Dual Targeting of Vascular Endothelial Growth Factor-A Together With Angiopoietins in Chemotherapy-naïve Metastatic Colorectal Cancer (Vengeance)

The safety and scientific validity of this study is the responsibility of the study sponsor and investigators. Listing a study does not mean it has been evaluated by the U.S. Federal Government. Read our disclaimer for details. Identifier: NCT01249521
Recruitment Status : Unknown
Verified November 2010 by Austin Health.
Recruitment status was:  Recruiting
First Posted : November 30, 2010
Last Update Posted : November 30, 2010
Information provided by:
Austin Health

Brief Summary:

This is a clinical trial investigating the effectiveness and safety of the combination of the study drugs bevacizumab and AMG386 in patients with advanced (metastatic) chemotherapy-naive bowel (colorectal) cancer. Chemotherapy has a significant impact in metastatic bowel cancer in terms of maintenance of quality of life and extension of survival. However, ultimately tumours will develop resistance to these agents and further treatment options are urgently required.

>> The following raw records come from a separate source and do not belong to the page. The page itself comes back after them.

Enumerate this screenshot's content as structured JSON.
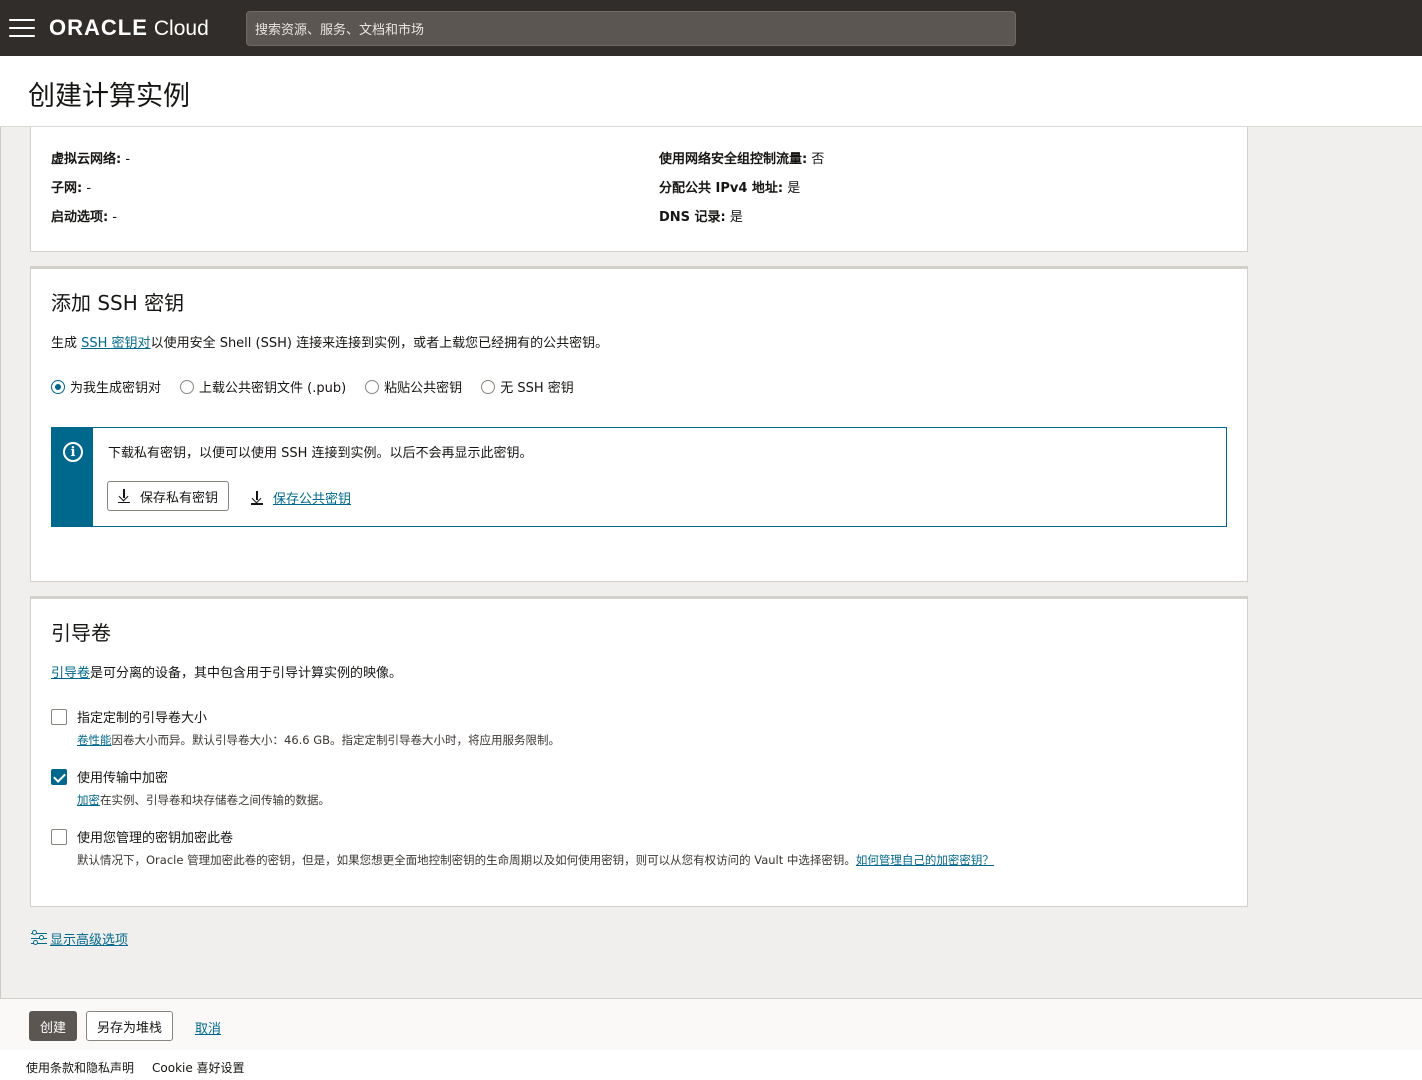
{
  "header": {
    "brand": "ORACLE",
    "product": "Cloud",
    "search_placeholder": "搜索资源、服务、文档和市场"
  },
  "page": {
    "title": "创建计算实例"
  },
  "networking": {
    "vcn_label": "虚拟云网络:",
    "vcn_value": "-",
    "subnet_label": "子网:",
    "subnet_value": "-",
    "launch_label": "启动选项:",
    "launch_value": "-",
    "nsg_label": "使用网络安全组控制流量:",
    "nsg_value": "否",
    "ipv4_label": "分配公共 IPv4 地址:",
    "ipv4_value": "是",
    "dns_label": "DNS 记录:",
    "dns_value": "是"
  },
  "ssh": {
    "title": "添加 SSH 密钥",
    "desc_prefix": "生成 ",
    "desc_link": "SSH 密钥对",
    "desc_suffix": "以使用安全 Shell (SSH) 连接来连接到实例，或者上载您已经拥有的公共密钥。",
    "options": [
      {
        "label": "为我生成密钥对",
        "checked": true
      },
      {
        "label": "上载公共密钥文件 (.pub)",
        "checked": false
      },
      {
        "label": "粘贴公共密钥",
        "checked": false
      },
      {
        "label": "无 SSH 密钥",
        "checked": false
      }
    ],
    "info_text": "下载私有密钥，以便可以使用 SSH 连接到实例。以后不会再显示此密钥。",
    "save_private": "保存私有密钥",
    "save_public": "保存公共密钥"
  },
  "boot": {
    "title": "引导卷",
    "desc_link": "引导卷",
    "desc_suffix": "是可分离的设备，其中包含用于引导计算实例的映像。",
    "opt1_label": "指定定制的引导卷大小",
    "opt1_help_link": "卷性能",
    "opt1_help": "因卷大小而异。默认引导卷大小：46.6 GB。指定定制引导卷大小时，将应用服务限制。",
    "opt2_label": "使用传输中加密",
    "opt2_help_link": "加密",
    "opt2_help": "在实例、引导卷和块存储卷之间传输的数据。",
    "opt3_label": "使用您管理的密钥加密此卷",
    "opt3_help": "默认情况下，Oracle 管理加密此卷的密钥，但是，如果您想更全面地控制密钥的生命周期以及如何使用密钥，则可以从您有权访问的 Vault 中选择密钥。",
    "opt3_help_link": "如何管理自己的加密密钥？"
  },
  "advanced_label": "显示高级选项",
  "actions": {
    "create": "创建",
    "save_stack": "另存为堆栈",
    "cancel": "取消"
  },
  "footer": {
    "terms": "使用条款和隐私声明",
    "cookie": "Cookie 喜好设置"
  },
  "colors": {
    "accent": "#00688c",
    "topbar": "#312d2a"
  }
}
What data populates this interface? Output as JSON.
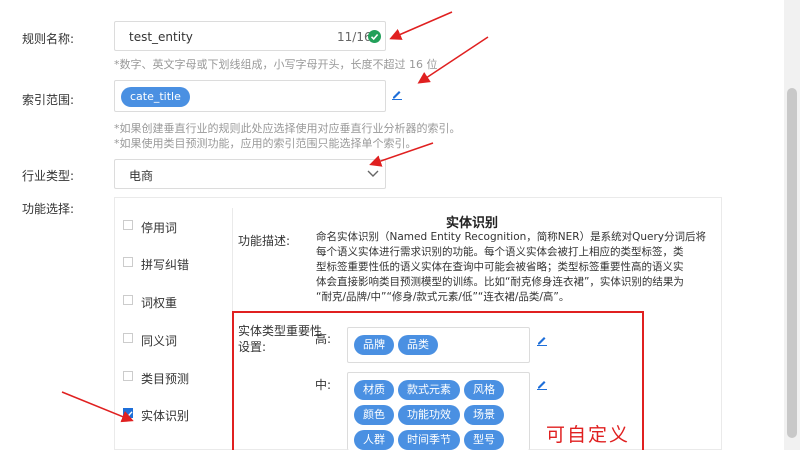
{
  "form": {
    "rule_name": {
      "label": "规则名称:",
      "value": "test_entity",
      "count": "11/16",
      "hint": "*数字、英文字母或下划线组成，小写字母开头，长度不超过 16 位"
    },
    "index_range": {
      "label": "索引范围:",
      "tags": [
        "cate_title"
      ],
      "hints": [
        "*如果创建垂直行业的规则此处应选择使用对应垂直行业分析器的索引。",
        "*如果使用类目预测功能，应用的索引范围只能选择单个索引。"
      ]
    },
    "industry": {
      "label": "行业类型:",
      "value": "电商"
    },
    "functions": {
      "label": "功能选择:",
      "items": [
        {
          "label": "停用词",
          "checked": false
        },
        {
          "label": "拼写纠错",
          "checked": false
        },
        {
          "label": "词权重",
          "checked": false
        },
        {
          "label": "同义词",
          "checked": false
        },
        {
          "label": "类目预测",
          "checked": false
        },
        {
          "label": "实体识别",
          "checked": true
        }
      ]
    }
  },
  "panel": {
    "title": "实体识别",
    "desc_label": "功能描述:",
    "desc_lines": [
      "命名实体识别（Named Entity Recognition，简称NER）是系统对Query分词后将",
      "每个语义实体进行需求识别的功能。每个语义实体会被打上相应的类型标签，类",
      "型标签重要性低的语义实体在查询中可能会被省略；类型标签重要性高的语义实",
      "体会直接影响类目预测模型的训练。比如“耐克修身连衣裙”，实体识别的结果为",
      "“耐克/品牌/中”“修身/款式元素/低”“连衣裙/品类/高”。"
    ],
    "importance_label_1": "实体类型重要性",
    "importance_label_2": "设置:",
    "high": {
      "label": "高:",
      "tags": [
        "品牌",
        "品类"
      ]
    },
    "mid": {
      "label": "中:",
      "tags": [
        "材质",
        "款式元素",
        "风格",
        "颜色",
        "功能功效",
        "场景",
        "人群",
        "时间季节",
        "型号"
      ]
    }
  },
  "annotation": {
    "text": "可自定义"
  },
  "colors": {
    "accent": "#4a90e2",
    "annotation": "#e02020",
    "success": "#22a05a"
  }
}
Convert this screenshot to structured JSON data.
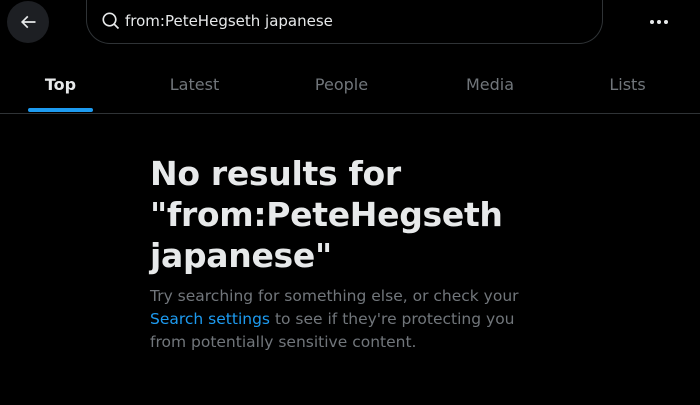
{
  "header": {
    "back_icon": "arrow-left-icon",
    "search_icon": "search-icon",
    "search_value": "from:PeteHegseth japanese",
    "more_icon": "more-horizontal-icon"
  },
  "tabs": [
    {
      "label": "Top",
      "active": true
    },
    {
      "label": "Latest",
      "active": false
    },
    {
      "label": "People",
      "active": false
    },
    {
      "label": "Media",
      "active": false
    },
    {
      "label": "Lists",
      "active": false
    }
  ],
  "empty_state": {
    "title_line1": "No results for",
    "title_line2": "\"from:PeteHegseth",
    "title_line3": "japanese\"",
    "desc_before": "Try searching for something else, or check your",
    "desc_link": "Search settings",
    "desc_after": "to see if they're protecting you from potentially sensitive content."
  },
  "colors": {
    "background": "#000000",
    "accent": "#1d9bf0",
    "text_primary": "#e7e9ea",
    "text_secondary": "#71767b",
    "border": "#2f3336"
  }
}
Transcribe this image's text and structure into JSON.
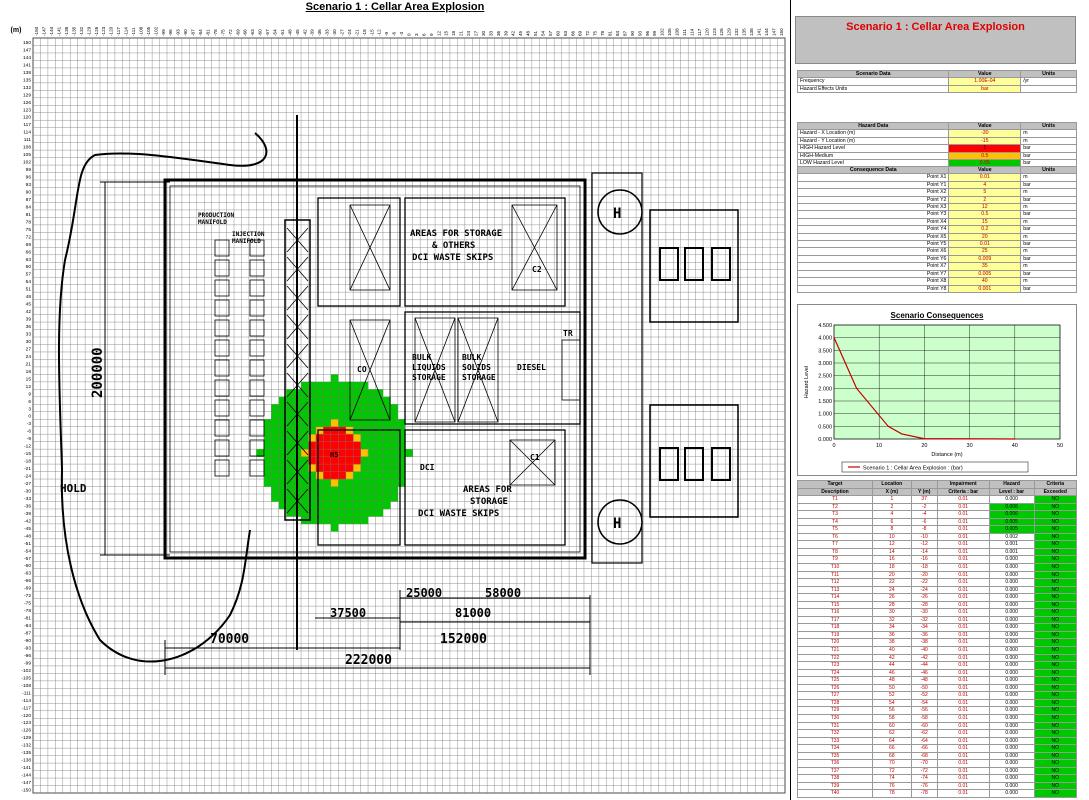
{
  "title": "Scenario 1 : Cellar Area Explosion",
  "axis_unit_label": "(m)",
  "plot_labels": {
    "hold": "HOLD",
    "dim_200000": "200000",
    "dim_37500": "37500",
    "dim_25000": "25000",
    "dim_58000": "58000",
    "dim_81000": "81000",
    "dim_70000": "70000",
    "dim_152000": "152000",
    "dim_222000": "222000",
    "areas_storage_top": [
      "AREAS FOR STORAGE",
      "& OTHERS",
      "DCI WASTE SKIPS"
    ],
    "areas_storage_bottom": [
      "AREAS FOR",
      "STORAGE",
      "DCI WASTE SKIPS"
    ],
    "bulk_liquids": [
      "BULK",
      "LIQUIDS",
      "STORAGE"
    ],
    "bulk_solids": [
      "BULK",
      "SOLIDS",
      "STORAGE"
    ],
    "diesel": "DIESEL",
    "production_manifold": [
      "PRODUCTION",
      "MANIFOLD"
    ],
    "injection_manifold": [
      "INJECTION",
      "MANIFOLD"
    ],
    "co": "CO",
    "hm": "H5",
    "helipad": "H",
    "dci": "DCI",
    "tr": "TR",
    "c1": "C1",
    "c2": "C2"
  },
  "scenario_data": {
    "header": [
      "Scenario Data",
      "Value",
      "Units"
    ],
    "rows": [
      [
        "Frequency",
        "1.00E-04",
        "/yr"
      ],
      [
        "Hazard Effects Units",
        "bar",
        ""
      ]
    ]
  },
  "hazard_data": {
    "header": [
      "Hazard Data",
      "Value",
      "Units"
    ],
    "rows": [
      [
        "Hazard  - X Location (m)",
        "-30",
        "m"
      ],
      [
        "Hazard  - Y Location (m)",
        "-15",
        "m"
      ],
      [
        "HIGH Hazard Level",
        "1",
        "bar"
      ],
      [
        "HIGH-Medium",
        "0.5",
        "bar"
      ],
      [
        "LOW Hazard Level",
        "0.05",
        "bar"
      ]
    ]
  },
  "consequence_data": {
    "header": [
      "Consequence Data",
      "Value",
      "Units"
    ],
    "rows": [
      [
        "Point X1",
        "0.01",
        "m"
      ],
      [
        "Point Y1",
        "4",
        "bar"
      ],
      [
        "Point X2",
        "5",
        "m"
      ],
      [
        "Point Y2",
        "2",
        "bar"
      ],
      [
        "Point X3",
        "12",
        "m"
      ],
      [
        "Point Y3",
        "0.5",
        "bar"
      ],
      [
        "Point X4",
        "15",
        "m"
      ],
      [
        "Point Y4",
        "0.2",
        "bar"
      ],
      [
        "Point X5",
        "20",
        "m"
      ],
      [
        "Point Y5",
        "0.01",
        "bar"
      ],
      [
        "Point X6",
        "25",
        "m"
      ],
      [
        "Point Y6",
        "0.009",
        "bar"
      ],
      [
        "Point X7",
        "35",
        "m"
      ],
      [
        "Point Y7",
        "0.005",
        "bar"
      ],
      [
        "Point X8",
        "40",
        "m"
      ],
      [
        "Point Y8",
        "0.001",
        "bar"
      ]
    ]
  },
  "chart_data": [
    {
      "type": "heatmap",
      "title": "Scenario 1 : Cellar Area Explosion",
      "xlabel": "(m)",
      "ylabel": "(m)",
      "xlim": [
        -150,
        150
      ],
      "ylim": [
        -150,
        150
      ],
      "x_ticks_step": 3,
      "y_ticks_step": 3,
      "hazard_center": [
        -30,
        -15
      ],
      "zones": [
        {
          "level": "LOW",
          "threshold": 0.05,
          "color": "#00c800",
          "radius_m": 30
        },
        {
          "level": "HIGH-Medium",
          "threshold": 0.5,
          "color": "#ffc000",
          "radius_m": 12
        },
        {
          "level": "HIGH",
          "threshold": 1,
          "color": "#ff0000",
          "radius_m": 10
        }
      ]
    },
    {
      "type": "line",
      "title": "Scenario Consequences",
      "xlabel": "Distance (m)",
      "ylabel": "Hazard Level",
      "xlim": [
        0,
        50
      ],
      "ylim": [
        0,
        4.5
      ],
      "x_ticks": [
        0,
        10,
        20,
        30,
        40,
        50
      ],
      "y_ticks": [
        "0.000",
        "0.500",
        "1.000",
        "1.500",
        "2.000",
        "2.500",
        "3.000",
        "3.500",
        "4.000",
        "4.500"
      ],
      "legend": "Scenario 1 : Cellar Area Explosion : (bar)",
      "series": [
        {
          "name": "Scenario 1 : Cellar Area Explosion : (bar)",
          "color": "#c00000",
          "x": [
            0.01,
            5,
            12,
            15,
            20,
            25,
            35,
            40
          ],
          "y": [
            4,
            2,
            0.5,
            0.2,
            0.01,
            0.009,
            0.005,
            0.001
          ]
        }
      ]
    }
  ],
  "targets": {
    "header1": [
      "Target",
      "Location",
      "",
      "Impairment",
      "Hazard",
      "Criteria"
    ],
    "header2": [
      "Description",
      "X (m)",
      "Y (m)",
      "Criteria : bar",
      "Level : bar",
      "Exceeded"
    ],
    "rows": [
      [
        "T1",
        "1",
        "37",
        "0.01",
        "0.000",
        "NO"
      ],
      [
        "T2",
        "2",
        "-2",
        "0.01",
        "0.006",
        "NO"
      ],
      [
        "T3",
        "4",
        "-4",
        "0.01",
        "0.006",
        "NO"
      ],
      [
        "T4",
        "6",
        "-6",
        "0.01",
        "0.005",
        "NO"
      ],
      [
        "T5",
        "8",
        "-8",
        "0.01",
        "0.005",
        "NO"
      ],
      [
        "T6",
        "10",
        "-10",
        "0.01",
        "0.002",
        "NO"
      ],
      [
        "T7",
        "12",
        "-12",
        "0.01",
        "0.001",
        "NO"
      ],
      [
        "T8",
        "14",
        "-14",
        "0.01",
        "0.001",
        "NO"
      ],
      [
        "T9",
        "16",
        "-16",
        "0.01",
        "0.000",
        "NO"
      ],
      [
        "T10",
        "18",
        "-18",
        "0.01",
        "0.000",
        "NO"
      ],
      [
        "T11",
        "20",
        "-20",
        "0.01",
        "0.000",
        "NO"
      ],
      [
        "T12",
        "22",
        "-22",
        "0.01",
        "0.000",
        "NO"
      ],
      [
        "T13",
        "24",
        "-24",
        "0.01",
        "0.000",
        "NO"
      ],
      [
        "T14",
        "26",
        "-26",
        "0.01",
        "0.000",
        "NO"
      ],
      [
        "T15",
        "28",
        "-28",
        "0.01",
        "0.000",
        "NO"
      ],
      [
        "T16",
        "30",
        "-30",
        "0.01",
        "0.000",
        "NO"
      ],
      [
        "T17",
        "32",
        "-32",
        "0.01",
        "0.000",
        "NO"
      ],
      [
        "T18",
        "34",
        "-34",
        "0.01",
        "0.000",
        "NO"
      ],
      [
        "T19",
        "36",
        "-36",
        "0.01",
        "0.000",
        "NO"
      ],
      [
        "T20",
        "38",
        "-38",
        "0.01",
        "0.000",
        "NO"
      ],
      [
        "T21",
        "40",
        "-40",
        "0.01",
        "0.000",
        "NO"
      ],
      [
        "T22",
        "42",
        "-42",
        "0.01",
        "0.000",
        "NO"
      ],
      [
        "T23",
        "44",
        "-44",
        "0.01",
        "0.000",
        "NO"
      ],
      [
        "T24",
        "46",
        "-46",
        "0.01",
        "0.000",
        "NO"
      ],
      [
        "T25",
        "48",
        "-48",
        "0.01",
        "0.000",
        "NO"
      ],
      [
        "T26",
        "50",
        "-50",
        "0.01",
        "0.000",
        "NO"
      ],
      [
        "T27",
        "52",
        "-52",
        "0.01",
        "0.000",
        "NO"
      ],
      [
        "T28",
        "54",
        "-54",
        "0.01",
        "0.000",
        "NO"
      ],
      [
        "T29",
        "56",
        "-56",
        "0.01",
        "0.000",
        "NO"
      ],
      [
        "T30",
        "58",
        "-58",
        "0.01",
        "0.000",
        "NO"
      ],
      [
        "T31",
        "60",
        "-60",
        "0.01",
        "0.000",
        "NO"
      ],
      [
        "T32",
        "62",
        "-62",
        "0.01",
        "0.000",
        "NO"
      ],
      [
        "T33",
        "64",
        "-64",
        "0.01",
        "0.000",
        "NO"
      ],
      [
        "T34",
        "66",
        "-66",
        "0.01",
        "0.000",
        "NO"
      ],
      [
        "T35",
        "68",
        "-68",
        "0.01",
        "0.000",
        "NO"
      ],
      [
        "T36",
        "70",
        "-70",
        "0.01",
        "0.000",
        "NO"
      ],
      [
        "T37",
        "72",
        "-72",
        "0.01",
        "0.000",
        "NO"
      ],
      [
        "T38",
        "74",
        "-74",
        "0.01",
        "0.000",
        "NO"
      ],
      [
        "T39",
        "76",
        "-76",
        "0.01",
        "0.000",
        "NO"
      ],
      [
        "T40",
        "78",
        "-78",
        "0.01",
        "0.000",
        "NO"
      ]
    ]
  }
}
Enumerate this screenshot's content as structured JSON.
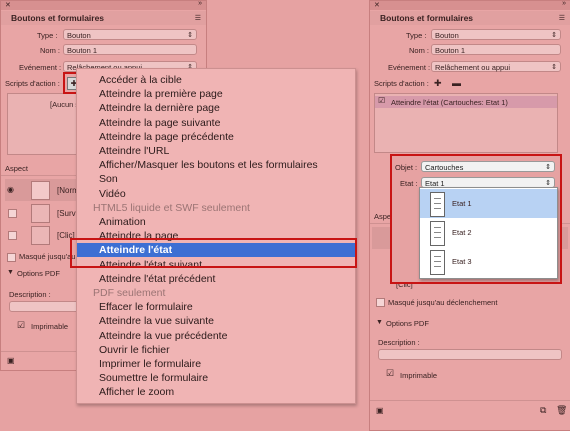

Angiogenesis is a process that results in the formation of new blood vessels. Similar to normal tissues, solid tumours require new blood vessels for growth and survival. Hence, drugs targeting angiogenesis may be useful treatment options for patients with bowel cancer.

AMG386 and bevacizumab act on 2 different pathways relevant to angiogenesis. There is evidence from laboratory and animal studies to suggest that such a combination could be useful as a cancer treatment. Previous studies in humans have shown that AMG386 and bevacizumab can be combined safely.. This study aims to evaluate the effectiveness and safety of the combination of AMG386 and bevacizumab in patients with advanced bowel cancer.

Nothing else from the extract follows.